After spatial alignment, the layers are combined to generate the input dataset. This dataset is divided into 80% for training and 20% for testing. To evaluate model performance, a cross-validation scheme was applied to the training set. Subsequently, the metrics were estimated on the test set. This procedure allowed for the quantification of predictive capacity using widely accepted indicators in spatial modeling: overall accuracy, sensitivity, specificity, precision, F1 score, balanced accuracy, and the Kappa coefficient. Together, these metrics facilitate the evaluation of both the model’s overall performance and its ability to accurately distinguish between stable areas and areas undergoing transformation. The applied models (
,
, and
) facilitate the generation of probability maps and the analysis of the importance of variables, coefficients, significance, and odds ratios associated with land-use changes. To be precise, a complete algorithm is formally presented and explained in
Appendix A: Algorithm A1 (input, step 1 and step 2) and Algorithm A2 (step 3, step 4, step 5, step 6 and output).
3.1. Data
The study area corresponds to the Bellavista neighborhood, located in the city of Tomé, Chile. This urban enclave of industrial origin preserves a significant collection of heritage buildings linked to the former textile industry. The territory has undergone substantial transformations in its urban morphology, driven by deindustrialization, real estate pressure, and the reconfiguration of public spaces. Due to its high concentration of historically significant elements and the intensity of recent dynamics of change, Bellavista constitutes a representative case for analyzing land-use transition patterns in heritage urban contexts.

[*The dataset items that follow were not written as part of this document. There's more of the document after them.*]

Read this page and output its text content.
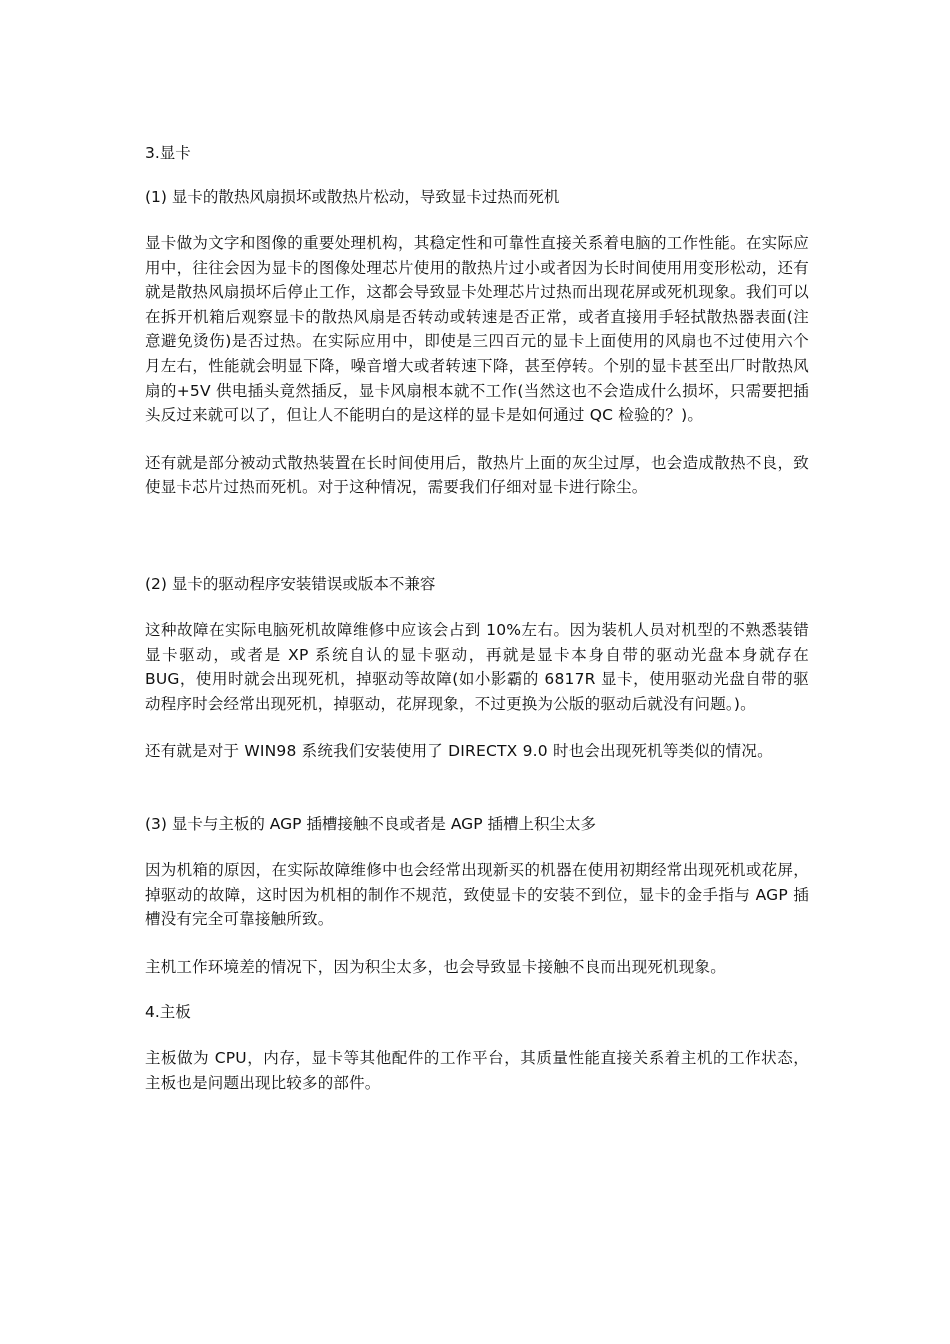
3.显卡

(1) 显卡的散热风扇损坏或散热片松动，导致显卡过热而死机

显卡做为文字和图像的重要处理机构，其稳定性和可靠性直接关系着电脑的工作性能。在实际应用中，往往会因为显卡的图像处理芯片使用的散热片过小或者因为长时间使用用变形松动，还有就是散热风扇损坏后停止工作，这都会导致显卡处理芯片过热而出现花屏或死机现象。我们可以在拆开机箱后观察显卡的散热风扇是否转动或转速是否正常，或者直接用手轻拭散热器表面(注意避免烫伤)是否过热。在实际应用中，即使是三四百元的显卡上面使用的风扇也不过使用六个月左右，性能就会明显下降，噪音增大或者转速下降，甚至停转。个别的显卡甚至出厂时散热风扇的+5V 供电插头竟然插反，显卡风扇根本就不工作(当然这也不会造成什么损坏，只需要把插头反过来就可以了，但让人不能明白的是这样的显卡是如何通过 QC 检验的？)。

还有就是部分被动式散热装置在长时间使用后，散热片上面的灰尘过厚，也会造成散热不良，致使显卡芯片过热而死机。对于这种情况，需要我们仔细对显卡进行除尘。

(2) 显卡的驱动程序安装错误或版本不兼容

这种故障在实际电脑死机故障维修中应该会占到 10%左右。因为装机人员对机型的不熟悉装错显卡驱动，或者是 XP 系统自认的显卡驱动，再就是显卡本身自带的驱动光盘本身就存在 BUG，使用时就会出现死机，掉驱动等故障(如小影霸的 6817R 显卡，使用驱动光盘自带的驱动程序时会经常出现死机，掉驱动，花屏现象，不过更换为公版的驱动后就没有问题。)。

还有就是对于 WIN98 系统我们安装使用了 DIRECTX 9.0 时也会出现死机等类似的情况。

(3) 显卡与主板的 AGP 插槽接触不良或者是 AGP 插槽上积尘太多

因为机箱的原因，在实际故障维修中也会经常出现新买的机器在使用初期经常出现死机或花屏，掉驱动的故障，这时因为机相的制作不规范，致使显卡的安装不到位，显卡的金手指与 AGP 插槽没有完全可靠接触所致。

主机工作环境差的情况下，因为积尘太多，也会导致显卡接触不良而出现死机现象。

4.主板

主板做为 CPU，内存，显卡等其他配件的工作平台，其质量性能直接关系着主机的工作状态，主板也是问题出现比较多的部件。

The data used in this study comes from the digitization and analysis of aerial orthophotos corresponding to the years 1992 (see
Figure 5) and 2019 (see
Figure 6), following the methodology previously documented in [
52]. In this work, a cartographic database of land uses was developed through photointerpretation, complemented by cadastral information and field verifications. The unit of analysis corresponds to regular 1 × 1 m cells, on which a binary layer was built that distinguishes between change and no change in land use. For the purposes of this analysis, the original classes were reorganized into a simplified typology composed of five main categories:
For the analysis, four land use categories were distinguished. First, the Historical class encompasses residential, commercial, amenity, and circulation uses established before 1992, which form the neighborhood’s heritage base. Second, open spaces of historical origin (such as beaches, courtyards, and green areas) were identified; despite their informal nature, they play a structuring role in the urban configuration. Third, the “Historical Productive” class was defined, comprising industrial uses that are either disused or undergoing conversion, traditionally linked to the local economy. Finally, all uses emerging after 1992 (including new housing, recent commercial development, informal settlements, and coastal retaining structures) were grouped into the “New” category. The complete correspondence between the original uses and their reclassification is presented in
Table 1.
Figure 7 illustrates the spatial evolution of land use in the Bellavista neighborhood between 1992 and 2019, as well as the precise locations of the cells that underwent transformations during this period. A significant expansion of the areas classified as “new use” is evident, concentrated mainly in sectors previously occupied by industrial buildings or historic open spaces. This dynamic reflects a reurbanization process that has altered the original structure of the heritage fabric, moving towards greater densification and increasing functional diversification of the territory.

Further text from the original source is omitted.